Friday February 1
Dunedin, in the far southeast of the South Island, is a very Scottish town, with the Free Kirk, its raison d'etre and major monument, slightly rainy and windswept today. The Lonely Planet guidebook (which has proved to be VERY reliable so far) only had two restaurants that sounded good, and luckily one of them was not far from our hotel, as we'd already walked our feet off to and around the Otago Museum.
Even the waitresses couldn't explain the name Bell Pepper Blues. The place is nondescript on the outside, plain but serene within. We warmed our bones with a bottle of Hatton Estate merlot, which like most merlots here was meatier than even a Cab Sav. And the special soup, a delicate seafood bisque, helped a lot too.
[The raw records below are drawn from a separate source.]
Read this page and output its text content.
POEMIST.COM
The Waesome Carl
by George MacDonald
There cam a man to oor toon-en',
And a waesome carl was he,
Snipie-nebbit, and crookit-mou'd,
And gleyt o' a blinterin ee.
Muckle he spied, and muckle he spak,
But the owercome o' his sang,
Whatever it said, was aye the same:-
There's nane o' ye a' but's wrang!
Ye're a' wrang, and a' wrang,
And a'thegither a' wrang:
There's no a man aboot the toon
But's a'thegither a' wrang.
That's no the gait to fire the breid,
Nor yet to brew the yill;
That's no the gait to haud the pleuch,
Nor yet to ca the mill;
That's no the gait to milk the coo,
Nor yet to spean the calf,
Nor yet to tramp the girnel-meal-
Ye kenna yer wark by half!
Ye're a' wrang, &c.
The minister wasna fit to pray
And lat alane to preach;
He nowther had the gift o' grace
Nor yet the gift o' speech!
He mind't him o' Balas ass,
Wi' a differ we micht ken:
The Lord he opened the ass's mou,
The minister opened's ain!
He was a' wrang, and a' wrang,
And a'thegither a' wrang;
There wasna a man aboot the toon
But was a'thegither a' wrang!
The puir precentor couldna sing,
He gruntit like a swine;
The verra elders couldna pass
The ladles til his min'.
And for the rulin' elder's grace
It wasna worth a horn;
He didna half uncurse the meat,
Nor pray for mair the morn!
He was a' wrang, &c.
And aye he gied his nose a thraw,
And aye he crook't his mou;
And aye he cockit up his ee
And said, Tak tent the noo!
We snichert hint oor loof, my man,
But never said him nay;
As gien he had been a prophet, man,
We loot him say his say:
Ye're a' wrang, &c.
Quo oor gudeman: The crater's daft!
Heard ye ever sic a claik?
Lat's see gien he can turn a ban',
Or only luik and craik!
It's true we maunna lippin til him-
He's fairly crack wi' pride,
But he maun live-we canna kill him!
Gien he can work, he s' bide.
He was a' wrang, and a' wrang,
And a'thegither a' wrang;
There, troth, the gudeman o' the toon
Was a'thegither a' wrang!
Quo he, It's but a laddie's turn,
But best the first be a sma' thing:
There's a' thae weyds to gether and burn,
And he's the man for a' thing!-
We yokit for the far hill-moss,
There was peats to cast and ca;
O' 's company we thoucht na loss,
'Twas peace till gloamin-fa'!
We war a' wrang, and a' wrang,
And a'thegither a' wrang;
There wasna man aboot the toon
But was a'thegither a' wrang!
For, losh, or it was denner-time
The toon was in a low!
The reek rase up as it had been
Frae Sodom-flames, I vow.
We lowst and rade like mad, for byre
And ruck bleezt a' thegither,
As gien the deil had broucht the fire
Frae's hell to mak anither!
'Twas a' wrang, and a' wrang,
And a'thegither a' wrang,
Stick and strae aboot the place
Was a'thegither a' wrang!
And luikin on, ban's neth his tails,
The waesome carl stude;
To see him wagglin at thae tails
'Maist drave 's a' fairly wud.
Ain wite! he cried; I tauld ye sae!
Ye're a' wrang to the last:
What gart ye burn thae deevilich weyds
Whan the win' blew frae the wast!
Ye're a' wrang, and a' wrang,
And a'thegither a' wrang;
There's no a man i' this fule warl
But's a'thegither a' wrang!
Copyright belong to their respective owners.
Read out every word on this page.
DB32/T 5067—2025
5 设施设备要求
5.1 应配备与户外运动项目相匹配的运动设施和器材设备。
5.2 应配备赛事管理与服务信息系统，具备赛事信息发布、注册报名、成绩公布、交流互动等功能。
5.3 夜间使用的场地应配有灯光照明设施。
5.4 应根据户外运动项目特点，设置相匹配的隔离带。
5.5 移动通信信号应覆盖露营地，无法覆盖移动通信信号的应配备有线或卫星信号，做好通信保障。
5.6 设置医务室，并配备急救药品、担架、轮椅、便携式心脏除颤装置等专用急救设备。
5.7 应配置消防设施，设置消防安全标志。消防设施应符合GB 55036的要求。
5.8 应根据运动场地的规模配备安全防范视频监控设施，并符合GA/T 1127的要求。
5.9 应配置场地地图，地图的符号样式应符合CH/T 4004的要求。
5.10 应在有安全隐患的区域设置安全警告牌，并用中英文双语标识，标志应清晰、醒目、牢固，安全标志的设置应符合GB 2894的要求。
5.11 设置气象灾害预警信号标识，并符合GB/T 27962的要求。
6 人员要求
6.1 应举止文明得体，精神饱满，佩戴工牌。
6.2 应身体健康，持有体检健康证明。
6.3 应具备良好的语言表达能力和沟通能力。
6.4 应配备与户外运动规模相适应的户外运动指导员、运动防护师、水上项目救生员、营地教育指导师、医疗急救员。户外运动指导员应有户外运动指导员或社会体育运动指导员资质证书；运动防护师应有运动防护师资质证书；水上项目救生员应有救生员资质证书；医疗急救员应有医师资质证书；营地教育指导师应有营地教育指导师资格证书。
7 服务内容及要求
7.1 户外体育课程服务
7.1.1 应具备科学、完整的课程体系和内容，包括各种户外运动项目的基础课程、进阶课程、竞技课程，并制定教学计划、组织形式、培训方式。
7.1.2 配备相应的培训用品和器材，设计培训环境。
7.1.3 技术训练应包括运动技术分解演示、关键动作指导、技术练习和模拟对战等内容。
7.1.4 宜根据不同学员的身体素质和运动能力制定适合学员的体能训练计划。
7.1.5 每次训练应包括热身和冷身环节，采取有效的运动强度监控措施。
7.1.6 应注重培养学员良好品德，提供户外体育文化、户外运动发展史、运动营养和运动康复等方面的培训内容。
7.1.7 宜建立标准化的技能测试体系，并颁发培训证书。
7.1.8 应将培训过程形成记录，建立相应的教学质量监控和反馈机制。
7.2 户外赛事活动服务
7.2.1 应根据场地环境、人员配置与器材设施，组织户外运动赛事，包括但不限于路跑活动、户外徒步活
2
Our other starter was scallop tortellini, an exquisite lineup of little dumplings stuffed with big chunks of scallop as well as lovely pink mousseline and decorated with scrawls of lemon and wasabi cream sauce, each topped with a tiny chip of prosciutto.
For mains, we had a char-grilled elk loin - probably wapiti, a deerlike elk or elklike deer which was imported from America to New Zealand for the hunters, and as usual, got loose, overpopulated, and decimated this delicate ecosystem. They were finally rounded up using nets from helicopters, and are now extensively farmed in the South Island. It was perfectly cooked, sprinkled with pepper and porcini mushroom dust, with a roasted white kumara aioli and a sweet red wine and juniper glace de viande, not to mention a smoked bacon yorkshire pudding alongside. Though we still think that our best venison was the wood-smoked stuff at Cook'n' with Gas.
As every NZ restaurant seems to have pork belly on the menu, we tried it here. It was a streaky roll, so unctuous that a mouthful felt like a full meal, and came with puréed potatoes, roasted parsnips, and a muscatel, muscovado sugar, and apple juice glaze. At the end, I could hardly get my jacket on, and the cold wind was no longer a problem.